Here are three recent examples:

  • In Los Angeles last year, the owner of a Honda Civic hybrid won an unusual small claims court lawsuit against the auto giant for misleading statements about the high mileage her hybrid was supposed to, but did not, get.

    Experts say this judgment could transform product liability litigation nationwide for informed plaintiffs with a good small firm lawyer. While this decision was overturned on appeal, it's clear that product liability lawyers will learn from this disgruntled customer.

  • Several cities have passed laws allowing bicyclists to file civil suits against auto drivers or pedestrians who commit assaults and attacks on them and collect treble damages plus attorney fees.

    The idea is that the potential for high damages will act as a deterrent against cyclist abuse, while the potential for high compensation will make attorneys more likely to take on cyclists as clients.

  • New Hampshire has enacted a law that permits lawyers to help clients with their mortgage foreclosure issues.

Renegotiating mortgages, dealing with foreclosures and otherwise advising clients about their financial difficulties used to be standard fare for many lawyers. But because of the illegal actions of some lawyers, many states enacted rules of professional conduct and penal code provisions prohibiting lawyers from accepting fees in advance or even in trust to handle such matters.

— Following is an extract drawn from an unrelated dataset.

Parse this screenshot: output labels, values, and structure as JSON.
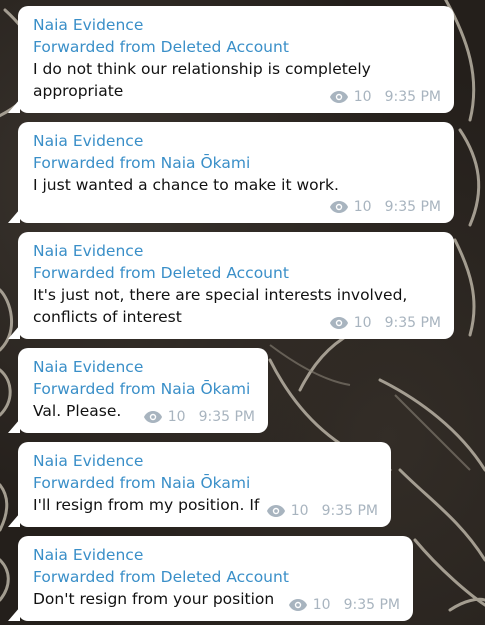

Naturally, that meant the death knell for such representation. No lawyer could afford to accept such a case with only the hope the client would pay the fee at the end; after all, the client was already in financial trouble.

New Hampshire is the first state to reverse course in this area.

The point here is that these causes of action affect the everyday lives of hundreds of thousands, if not millions, of people around the country. Such people will need lawyers to help them.

Rather than bemoan the economic pressures on the small firm lawyer, we need to realize that the mega law firms with many hundreds or even thousands of lawyers may serve the 1 percent of the corporate world that is relentlessly pushing them for fee and overhead reductions. But there will also be a large group of customers/clients who are underserved and need the help of sole practitioners and small firms.

There is plenty of work available for those small firms that are flexible enough in their cost structures and nimble enough in their legal analysis. Legislators continue to write new laws, providing work for lawyers to interpret these laws and advise their clients on how benefit from them. Clients still look to lawyers when they need help or want to right a wrong. And technological efficiencies combined with solid legal skill allow lawyers to make a real difference in people's lives. Will you be ready when such clients turn to you for help?